We'll blast them into dust, then fuse them into glass, then SHATTER THEM ALL OVER AGAIN! |
- Psychotic Smirk: Son of Mine. SON OF MINE.
- Puppet Masters: The Family.
- Refusal of the Call: Joan. See What the Hell, Hero? below.
- Roaring Rampage of Revenge: A calm example.
- Shut UP, Hannibal: The Headmaster delivers one to Son of Mine (which doubles as the writer criticising the way public attitudes to World War One have often been portrayed in British media):
Son of Mine: War is coming. In foreign fields, war of the whole wide world, with all your boys falling down in the mud. Do you think they will thank the man who taught them it was glorious? |
- Tomato in the Mirror: John Smith. Accompanied by a brief Heroic Blue Screen of Death.
- Tranquil Fury: The episode's climax.
- Uncanny Valley: All of the Family, Most notable offenders are Son of Mine and Daughter of Mine.
- Visible Invisibility: When Baines strikes the ship's invisibility field, it briefly becomes visible.
- What the Hell, Hero?: Joan delivers a devastating "The Reason You Suck" Speech in the episode's denouement. Too bad the Doctor doesn't seem to have listened.
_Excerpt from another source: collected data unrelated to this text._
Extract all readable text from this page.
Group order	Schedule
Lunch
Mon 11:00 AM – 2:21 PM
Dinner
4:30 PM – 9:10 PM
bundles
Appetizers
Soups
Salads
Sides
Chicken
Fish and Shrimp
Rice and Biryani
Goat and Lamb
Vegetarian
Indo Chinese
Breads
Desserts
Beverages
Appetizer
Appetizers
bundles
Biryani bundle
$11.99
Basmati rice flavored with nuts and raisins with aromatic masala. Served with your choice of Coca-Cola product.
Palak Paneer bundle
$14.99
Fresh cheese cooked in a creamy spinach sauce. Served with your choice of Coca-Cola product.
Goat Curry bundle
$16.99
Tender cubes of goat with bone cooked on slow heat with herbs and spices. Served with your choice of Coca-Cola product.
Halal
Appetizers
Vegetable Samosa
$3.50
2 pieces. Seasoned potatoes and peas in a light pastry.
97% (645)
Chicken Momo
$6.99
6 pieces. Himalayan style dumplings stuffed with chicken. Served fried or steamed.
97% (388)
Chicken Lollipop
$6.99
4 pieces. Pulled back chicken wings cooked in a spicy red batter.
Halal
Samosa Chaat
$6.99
He was braver than you, in the end — that ordinary man. You chose to change. He chose to die. … If the Doctor had never visited us, never chosen this place — on a whim — would anyone here have died? |
- Though the end of the episode shows that at least two people survived because of him, thanks to Latimer's knowledge of the future.
- What Happened to the Mouse?: The entire episode falls into this trope. Although a descendant of Joan Redfern has written a book about John Smith and his Journal of Impossible Things in The End of Time, the Family's attack on the village, from the disappearances to an aerial bombardment, seem to have completely vanished from English history, as the show never mentions it again.
- A valid explanation is put forward in Series 5.
- Who Wants to Live Forever?: The Family certainly don't by the end.